И ведь не сказать, что проблема в контроле сил или чём-то ещё таком… магическом, а значит, напрочь мне непонятном. Нет, здесь всё дело в воображении. Чем чётче представляемый рисунок на предмете, тем лучше будет результат. Так написано в тех книгах, что я по-прежнему таскаю из библиотеки и читаю, спрятавшись за навесом торговой палатки милахи-хафлы, чтоб не вводить случайных прохожих в когнитивный диссонанс от вида читающего огра. И у меня нет повода не доверять написанному. Получается ведь. Пусть от этих попыток скрипят и плавятся мои мозги синего носорога, явно не предназначенные для столь творческой работы, но ежедневные занятия дают свой результат и откровенно меня радуют. Даже сейчас, всего через три недели после начала занятий телекинезом, я вижу, насколько проще с каждым разом мне даются манипуляции с мелкими воздействиями, вроде той же резьбы по камню. А уж если сравнивать с первыми опытами, у-у! Земля и небо!

А ведь помимо них есть и кое-что другое. Так, оказавшиеся по случаю у меня в руках, «щёлкалки»[12] Саренса Сонса, вставшие намертво, по утверждению их хозяина, после одной лёгкой манипуляции пошли вновь. А я всего лишь «вытряхнул» из них то, что мешало пружине развернуться. Просто почувствовал, как «звенит» металлический завиток, не в силах сдвинуть с места застрявшие шестерёнки, а те тоненько, но напряжённо гудят, зажатые стопорящим их мусором. Ну и я и вымел из механизма лишнее одним посылом, только пыль из-под откинувшейся крышки полетела. Правда, поняв, что именно сотворил, я не стал хвастать открывшимся умением, а вместо этого на всякий случай изобразил дикаря. То бишь демонстративно тряхнул уже идущие часы и, прислонив их к уху, довольно прогудел-прохрустел: «Ш-ч-чёлкают». Всё!

Сонс тут же выхватил у меня из рук свои ходики и скрылся в лавке. Правда, через пару минут вновь вышел на улицу, гордо сверкая массивной серебряной цепочкой, перетянувшей его отсутствующее пузо от кармана жилета до пуговицы. И даже спасибо не сказал… у-у, варвар!

Тряхнув головой, я попытался избавиться от не вовремя накативших воспоминаний. Не вышло. Пришлось лезть под холодный душ. А вот это помогло, даже несмотря на то, что моему телу в принципе плевать на низкие температуры. Но голову освежил, а это главное! Вымывшись, я выбрался из-под гудящей лейки, наскоро вытерся огромным пушистым полотенцем, честно мною купленным аж за два грота у всё той же Фари, и потопал в изрядно выстывшую за ночь комнату одеваться.

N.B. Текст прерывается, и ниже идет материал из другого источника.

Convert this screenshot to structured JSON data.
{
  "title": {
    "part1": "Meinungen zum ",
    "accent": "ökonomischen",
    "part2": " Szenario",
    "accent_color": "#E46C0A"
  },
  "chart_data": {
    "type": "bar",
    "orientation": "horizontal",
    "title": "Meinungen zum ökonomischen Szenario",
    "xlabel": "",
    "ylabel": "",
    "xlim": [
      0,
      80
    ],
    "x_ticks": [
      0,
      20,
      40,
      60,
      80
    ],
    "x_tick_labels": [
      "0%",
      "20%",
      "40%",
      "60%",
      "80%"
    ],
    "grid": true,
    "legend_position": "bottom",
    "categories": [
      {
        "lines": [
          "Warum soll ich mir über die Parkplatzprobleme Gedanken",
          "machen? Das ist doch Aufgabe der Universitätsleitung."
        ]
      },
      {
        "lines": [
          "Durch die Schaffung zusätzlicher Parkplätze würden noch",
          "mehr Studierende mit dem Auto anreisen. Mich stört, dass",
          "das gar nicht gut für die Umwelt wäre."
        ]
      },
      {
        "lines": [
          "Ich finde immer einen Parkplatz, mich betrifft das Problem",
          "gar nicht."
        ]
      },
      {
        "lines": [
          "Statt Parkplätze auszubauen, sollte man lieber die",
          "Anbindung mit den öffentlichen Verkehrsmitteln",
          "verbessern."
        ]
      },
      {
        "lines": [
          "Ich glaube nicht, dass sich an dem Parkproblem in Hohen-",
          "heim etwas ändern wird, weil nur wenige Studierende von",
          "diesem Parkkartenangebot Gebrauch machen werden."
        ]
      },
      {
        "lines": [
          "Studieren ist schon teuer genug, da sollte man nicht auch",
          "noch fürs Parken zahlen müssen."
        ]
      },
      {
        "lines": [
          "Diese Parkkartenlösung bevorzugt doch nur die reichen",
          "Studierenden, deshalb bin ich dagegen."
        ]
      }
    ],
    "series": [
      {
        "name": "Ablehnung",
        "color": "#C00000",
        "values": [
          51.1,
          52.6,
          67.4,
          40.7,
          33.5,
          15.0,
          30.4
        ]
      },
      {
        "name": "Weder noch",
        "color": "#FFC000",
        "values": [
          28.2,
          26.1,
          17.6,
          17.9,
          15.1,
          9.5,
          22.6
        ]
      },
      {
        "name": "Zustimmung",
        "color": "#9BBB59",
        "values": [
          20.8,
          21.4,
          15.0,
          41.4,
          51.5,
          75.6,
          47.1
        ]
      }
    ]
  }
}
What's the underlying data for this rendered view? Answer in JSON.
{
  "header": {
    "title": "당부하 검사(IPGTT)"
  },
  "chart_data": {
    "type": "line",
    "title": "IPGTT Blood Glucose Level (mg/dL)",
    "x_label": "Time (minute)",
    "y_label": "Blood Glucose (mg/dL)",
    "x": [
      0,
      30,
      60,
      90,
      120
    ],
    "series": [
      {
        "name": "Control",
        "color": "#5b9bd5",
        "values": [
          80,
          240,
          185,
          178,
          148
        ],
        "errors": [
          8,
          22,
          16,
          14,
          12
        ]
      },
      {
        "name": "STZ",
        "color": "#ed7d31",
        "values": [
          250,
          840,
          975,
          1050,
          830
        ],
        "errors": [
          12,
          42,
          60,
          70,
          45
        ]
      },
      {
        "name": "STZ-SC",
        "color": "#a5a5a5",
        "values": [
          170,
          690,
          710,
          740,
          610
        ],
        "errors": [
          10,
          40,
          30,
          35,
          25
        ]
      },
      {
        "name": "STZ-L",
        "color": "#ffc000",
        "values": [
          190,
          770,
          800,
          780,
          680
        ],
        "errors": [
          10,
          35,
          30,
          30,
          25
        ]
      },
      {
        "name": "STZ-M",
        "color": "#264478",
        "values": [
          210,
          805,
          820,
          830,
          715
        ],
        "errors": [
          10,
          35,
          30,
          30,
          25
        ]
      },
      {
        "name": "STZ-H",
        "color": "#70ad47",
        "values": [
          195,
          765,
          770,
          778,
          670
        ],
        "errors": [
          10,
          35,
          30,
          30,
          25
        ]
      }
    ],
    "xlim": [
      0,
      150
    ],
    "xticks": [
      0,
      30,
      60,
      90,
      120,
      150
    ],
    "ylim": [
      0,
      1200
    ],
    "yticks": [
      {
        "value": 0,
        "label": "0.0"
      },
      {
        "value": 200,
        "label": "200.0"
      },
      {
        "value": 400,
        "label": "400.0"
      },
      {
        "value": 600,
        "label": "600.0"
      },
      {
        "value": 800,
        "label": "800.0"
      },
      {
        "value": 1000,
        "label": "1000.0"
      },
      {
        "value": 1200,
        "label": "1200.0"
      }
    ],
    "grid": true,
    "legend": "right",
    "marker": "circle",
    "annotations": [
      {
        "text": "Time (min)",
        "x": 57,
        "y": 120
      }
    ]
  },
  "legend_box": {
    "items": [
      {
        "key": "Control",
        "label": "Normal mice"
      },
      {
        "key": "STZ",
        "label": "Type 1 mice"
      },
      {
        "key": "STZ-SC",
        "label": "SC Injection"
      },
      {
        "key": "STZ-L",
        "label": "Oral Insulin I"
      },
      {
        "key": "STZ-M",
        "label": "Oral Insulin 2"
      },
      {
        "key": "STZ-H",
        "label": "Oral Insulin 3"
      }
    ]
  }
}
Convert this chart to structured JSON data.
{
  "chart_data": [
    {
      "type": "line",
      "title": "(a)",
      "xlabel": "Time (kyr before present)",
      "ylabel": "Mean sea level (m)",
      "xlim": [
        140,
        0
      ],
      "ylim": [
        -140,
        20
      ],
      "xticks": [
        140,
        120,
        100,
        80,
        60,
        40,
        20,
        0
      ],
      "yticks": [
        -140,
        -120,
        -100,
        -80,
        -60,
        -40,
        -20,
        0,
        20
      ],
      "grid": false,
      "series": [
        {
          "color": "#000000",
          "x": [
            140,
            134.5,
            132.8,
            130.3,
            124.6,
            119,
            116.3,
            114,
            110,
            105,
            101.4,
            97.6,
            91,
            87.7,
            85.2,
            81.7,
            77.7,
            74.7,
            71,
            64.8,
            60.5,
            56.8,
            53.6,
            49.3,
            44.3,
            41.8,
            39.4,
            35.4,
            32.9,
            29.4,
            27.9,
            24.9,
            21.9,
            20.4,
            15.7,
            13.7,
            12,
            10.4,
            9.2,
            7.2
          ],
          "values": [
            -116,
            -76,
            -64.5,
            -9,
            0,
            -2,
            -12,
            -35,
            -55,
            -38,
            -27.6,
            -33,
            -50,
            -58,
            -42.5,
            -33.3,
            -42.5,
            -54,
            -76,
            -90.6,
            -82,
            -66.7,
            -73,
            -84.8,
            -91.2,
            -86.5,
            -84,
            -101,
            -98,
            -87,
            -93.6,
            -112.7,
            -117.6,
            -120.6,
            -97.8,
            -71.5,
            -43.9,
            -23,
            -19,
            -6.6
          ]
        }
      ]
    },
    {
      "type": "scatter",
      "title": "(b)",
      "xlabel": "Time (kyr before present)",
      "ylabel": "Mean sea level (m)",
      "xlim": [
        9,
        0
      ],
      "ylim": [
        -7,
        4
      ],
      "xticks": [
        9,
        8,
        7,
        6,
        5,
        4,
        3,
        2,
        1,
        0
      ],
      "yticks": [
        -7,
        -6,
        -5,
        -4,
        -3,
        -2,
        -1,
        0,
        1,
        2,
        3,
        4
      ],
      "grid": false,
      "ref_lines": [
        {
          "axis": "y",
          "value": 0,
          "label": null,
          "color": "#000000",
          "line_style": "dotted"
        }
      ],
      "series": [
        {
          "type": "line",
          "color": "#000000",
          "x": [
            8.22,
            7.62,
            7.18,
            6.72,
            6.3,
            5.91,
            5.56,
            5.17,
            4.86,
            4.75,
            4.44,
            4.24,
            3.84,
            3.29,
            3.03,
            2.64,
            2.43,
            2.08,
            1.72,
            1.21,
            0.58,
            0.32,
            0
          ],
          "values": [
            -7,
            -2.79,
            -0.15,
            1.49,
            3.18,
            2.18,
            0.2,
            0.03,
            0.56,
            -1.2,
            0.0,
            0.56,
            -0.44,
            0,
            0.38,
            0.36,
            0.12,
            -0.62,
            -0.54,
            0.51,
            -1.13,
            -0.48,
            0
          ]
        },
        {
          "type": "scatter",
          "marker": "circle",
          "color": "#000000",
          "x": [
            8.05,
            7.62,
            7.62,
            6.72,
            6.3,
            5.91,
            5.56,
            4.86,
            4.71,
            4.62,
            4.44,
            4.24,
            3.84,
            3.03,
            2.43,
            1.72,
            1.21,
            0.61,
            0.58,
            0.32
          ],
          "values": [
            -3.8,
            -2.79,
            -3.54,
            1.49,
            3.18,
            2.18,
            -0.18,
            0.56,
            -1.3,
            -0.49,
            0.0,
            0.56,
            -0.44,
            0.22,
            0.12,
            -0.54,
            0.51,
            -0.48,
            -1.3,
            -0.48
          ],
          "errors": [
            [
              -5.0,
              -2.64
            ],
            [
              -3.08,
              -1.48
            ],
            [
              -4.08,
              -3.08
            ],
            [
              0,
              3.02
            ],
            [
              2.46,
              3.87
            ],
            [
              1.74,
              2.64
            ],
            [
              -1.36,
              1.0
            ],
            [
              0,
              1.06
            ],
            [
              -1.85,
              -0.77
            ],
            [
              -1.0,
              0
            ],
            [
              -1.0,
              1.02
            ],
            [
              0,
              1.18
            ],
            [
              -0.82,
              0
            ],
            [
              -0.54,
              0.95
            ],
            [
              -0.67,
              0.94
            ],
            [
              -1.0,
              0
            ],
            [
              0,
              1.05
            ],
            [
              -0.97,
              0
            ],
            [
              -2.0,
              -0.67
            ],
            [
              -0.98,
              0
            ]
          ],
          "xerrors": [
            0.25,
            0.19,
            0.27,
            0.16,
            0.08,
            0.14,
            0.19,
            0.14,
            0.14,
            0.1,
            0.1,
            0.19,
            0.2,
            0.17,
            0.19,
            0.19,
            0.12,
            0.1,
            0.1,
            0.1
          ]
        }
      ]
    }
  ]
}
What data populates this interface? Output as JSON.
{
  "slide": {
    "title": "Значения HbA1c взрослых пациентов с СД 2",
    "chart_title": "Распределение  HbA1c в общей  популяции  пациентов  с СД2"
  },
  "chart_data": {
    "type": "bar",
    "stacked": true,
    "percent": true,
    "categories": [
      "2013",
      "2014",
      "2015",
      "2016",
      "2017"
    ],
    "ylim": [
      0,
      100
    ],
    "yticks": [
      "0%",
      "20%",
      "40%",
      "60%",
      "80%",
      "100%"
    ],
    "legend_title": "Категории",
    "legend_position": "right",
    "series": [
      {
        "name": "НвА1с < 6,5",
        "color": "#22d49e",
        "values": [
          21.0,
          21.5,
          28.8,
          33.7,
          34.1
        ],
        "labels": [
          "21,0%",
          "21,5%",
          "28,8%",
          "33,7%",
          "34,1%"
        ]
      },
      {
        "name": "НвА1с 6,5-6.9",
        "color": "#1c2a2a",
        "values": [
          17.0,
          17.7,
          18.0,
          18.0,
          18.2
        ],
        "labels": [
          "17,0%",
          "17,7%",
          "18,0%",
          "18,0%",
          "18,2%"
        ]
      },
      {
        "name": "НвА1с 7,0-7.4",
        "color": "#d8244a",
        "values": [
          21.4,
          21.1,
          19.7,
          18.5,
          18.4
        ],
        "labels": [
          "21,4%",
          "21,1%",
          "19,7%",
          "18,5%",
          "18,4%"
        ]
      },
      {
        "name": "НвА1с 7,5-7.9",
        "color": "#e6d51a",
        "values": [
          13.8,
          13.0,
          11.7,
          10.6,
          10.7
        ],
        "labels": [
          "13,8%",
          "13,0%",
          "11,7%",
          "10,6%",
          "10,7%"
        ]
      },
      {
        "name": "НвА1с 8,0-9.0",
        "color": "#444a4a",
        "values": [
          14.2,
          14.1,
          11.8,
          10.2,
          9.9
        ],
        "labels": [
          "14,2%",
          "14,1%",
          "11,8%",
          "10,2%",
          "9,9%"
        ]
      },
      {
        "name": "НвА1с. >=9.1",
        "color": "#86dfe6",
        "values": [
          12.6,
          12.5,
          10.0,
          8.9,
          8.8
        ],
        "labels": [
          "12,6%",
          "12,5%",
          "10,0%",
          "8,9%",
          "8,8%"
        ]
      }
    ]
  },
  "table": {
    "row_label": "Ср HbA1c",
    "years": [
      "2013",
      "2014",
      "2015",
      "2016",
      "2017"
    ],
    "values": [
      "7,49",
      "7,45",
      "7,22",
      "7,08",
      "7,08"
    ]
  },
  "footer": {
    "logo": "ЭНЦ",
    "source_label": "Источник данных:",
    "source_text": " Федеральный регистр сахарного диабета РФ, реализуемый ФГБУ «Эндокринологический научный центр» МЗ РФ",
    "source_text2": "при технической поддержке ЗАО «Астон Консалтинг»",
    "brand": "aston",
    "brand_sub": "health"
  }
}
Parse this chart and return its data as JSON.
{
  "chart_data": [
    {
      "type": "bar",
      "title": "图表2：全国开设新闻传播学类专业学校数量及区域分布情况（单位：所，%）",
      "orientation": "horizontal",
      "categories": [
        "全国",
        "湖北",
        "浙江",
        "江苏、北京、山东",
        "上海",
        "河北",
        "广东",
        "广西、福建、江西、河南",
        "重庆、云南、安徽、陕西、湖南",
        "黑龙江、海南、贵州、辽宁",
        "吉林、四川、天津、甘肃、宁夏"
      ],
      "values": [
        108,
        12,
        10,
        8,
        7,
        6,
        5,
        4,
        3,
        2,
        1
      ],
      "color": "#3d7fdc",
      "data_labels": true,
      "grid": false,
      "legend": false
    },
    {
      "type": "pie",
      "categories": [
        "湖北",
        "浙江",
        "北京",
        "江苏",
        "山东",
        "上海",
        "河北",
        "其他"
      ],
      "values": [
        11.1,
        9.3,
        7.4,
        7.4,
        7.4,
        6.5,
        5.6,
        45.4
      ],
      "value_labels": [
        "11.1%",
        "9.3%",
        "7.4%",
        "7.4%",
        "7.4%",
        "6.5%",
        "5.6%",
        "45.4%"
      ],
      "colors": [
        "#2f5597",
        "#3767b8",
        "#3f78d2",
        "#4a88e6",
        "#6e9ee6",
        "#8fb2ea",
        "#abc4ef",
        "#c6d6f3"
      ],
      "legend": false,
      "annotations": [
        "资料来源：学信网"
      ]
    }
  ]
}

Открыв скрипучую дверцу старинного шкафа, где лежали мои невеликие пожитки, я окинул взглядом полупустые полки и потянулся за рабочей одеждой. Всё-таки сегодня меня ждёт именно работа, а не очередной визит в библиотеку, где стоит выглядеть прилично, чтоб не выгнали даже несмотря на наличие оплаченного пропуска, так что мой единственный «выходной костюм» потерпит до возвращения. А пока… шерстяные гольфы в шоттскую чёрно-зелёную клетку, коричневые короткие штаны, застегивающиеся на пуговицы под коленом, просторная холщовая рубаха и крепкая куртка из коричневой кожи поверх неё. Прочные старые ботинки на нижние лапы, жёсткие перчатки с крагами – на верхние. Вот я и готов к работе. А, чуть не забыл! Ещё кепка-восьмиклинка, чтобы прикрыть мою синюю лысину и защитить от солнечного света глаза. Если, конечно, в этот унылый зимний день солнце соизволит выглянуть из перины низких серых туч, заволокших небеса. Вот теперь я точно готов к выходу и, надеюсь, не опоздаю к месту встречи с моей мелкой работодательницей.

Словно в подтверждение моих опасений, в зимней утренней тьме за окном раздался пронзительный гудок поезда, а следом дом задрожал от проходящего мимо него грузового состава, вползающего на территорию Дортмутского порта. О как! Стоит поторопиться!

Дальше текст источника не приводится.